Reply To: I’m considering an EV for my next car. When does OHME get involved ?

#316975
kezo
Participant

    I’m a spark and being so for over 40 years and never seen a 2 pole Henley block be responsible for burning a house down, providing terminals are tightened to the correct specifications and torque, which still applies to single pole blocks.

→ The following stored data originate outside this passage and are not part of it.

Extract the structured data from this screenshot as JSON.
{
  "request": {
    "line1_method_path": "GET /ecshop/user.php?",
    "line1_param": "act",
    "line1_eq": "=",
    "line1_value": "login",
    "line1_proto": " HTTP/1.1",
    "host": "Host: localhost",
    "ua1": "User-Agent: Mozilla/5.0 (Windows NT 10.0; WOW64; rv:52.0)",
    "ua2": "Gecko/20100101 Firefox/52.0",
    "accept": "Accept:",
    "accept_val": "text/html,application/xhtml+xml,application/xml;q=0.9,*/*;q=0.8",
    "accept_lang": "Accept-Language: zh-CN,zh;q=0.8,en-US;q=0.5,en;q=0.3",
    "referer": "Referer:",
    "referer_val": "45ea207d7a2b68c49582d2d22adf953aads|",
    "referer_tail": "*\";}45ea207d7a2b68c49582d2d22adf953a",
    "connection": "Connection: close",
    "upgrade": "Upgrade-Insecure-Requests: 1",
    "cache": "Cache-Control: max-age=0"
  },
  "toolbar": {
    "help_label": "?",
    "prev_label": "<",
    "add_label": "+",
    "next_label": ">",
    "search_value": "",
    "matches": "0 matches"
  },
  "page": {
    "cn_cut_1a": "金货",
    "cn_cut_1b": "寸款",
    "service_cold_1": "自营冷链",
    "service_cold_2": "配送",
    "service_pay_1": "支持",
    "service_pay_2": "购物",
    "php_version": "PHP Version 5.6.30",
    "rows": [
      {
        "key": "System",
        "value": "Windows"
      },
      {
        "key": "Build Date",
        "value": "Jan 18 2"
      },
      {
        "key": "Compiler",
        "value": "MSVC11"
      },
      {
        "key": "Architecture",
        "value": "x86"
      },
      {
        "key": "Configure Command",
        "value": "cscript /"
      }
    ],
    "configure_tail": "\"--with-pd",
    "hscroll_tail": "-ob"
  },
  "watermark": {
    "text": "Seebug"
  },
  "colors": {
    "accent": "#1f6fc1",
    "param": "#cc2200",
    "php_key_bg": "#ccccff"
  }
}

    16mm tails are standard for heatpump & charger installs. Heatpumps also use Type B or F RCD/RCBO, where as Chargers typically use Type A and are fitted to the non RCD side of a consumer unit, as you see in split or individual CU’s however, if you agreed to pay for a larger split CU and 25mm tails, theres no reason why they couldn’t do it

    As explained, you need a Type A RCD/RCBO, that has 6mA DC protection for an EV charger. A Type B RCD/RCBO is Type AC and doesn’t have DC protection. In the highly unlikey event, you can find a single pole Type A RCBO for your F&G CU, you would still require at least 2 spare ways to fit an SPD (surge protection). That said, you’ll find the installer would disagree with what customer service have told you via email, as they don’t have a clue, and would in 99.9% of cases prefere the seperate CU route, which frankly, it keeps it seperate to your house CU and would be my prefered route of install. You could replace the heatpump CU to a split board, but it won’t come cheap through Ohme!

    Arranging through Ohme for any upgrade work that isn’t needed for the charger, would be by far way more expensive than getting a couple of quotes and getting a local spark to carry out the work.

    • This reply was modified 5 months, 2 weeks ago by kezo.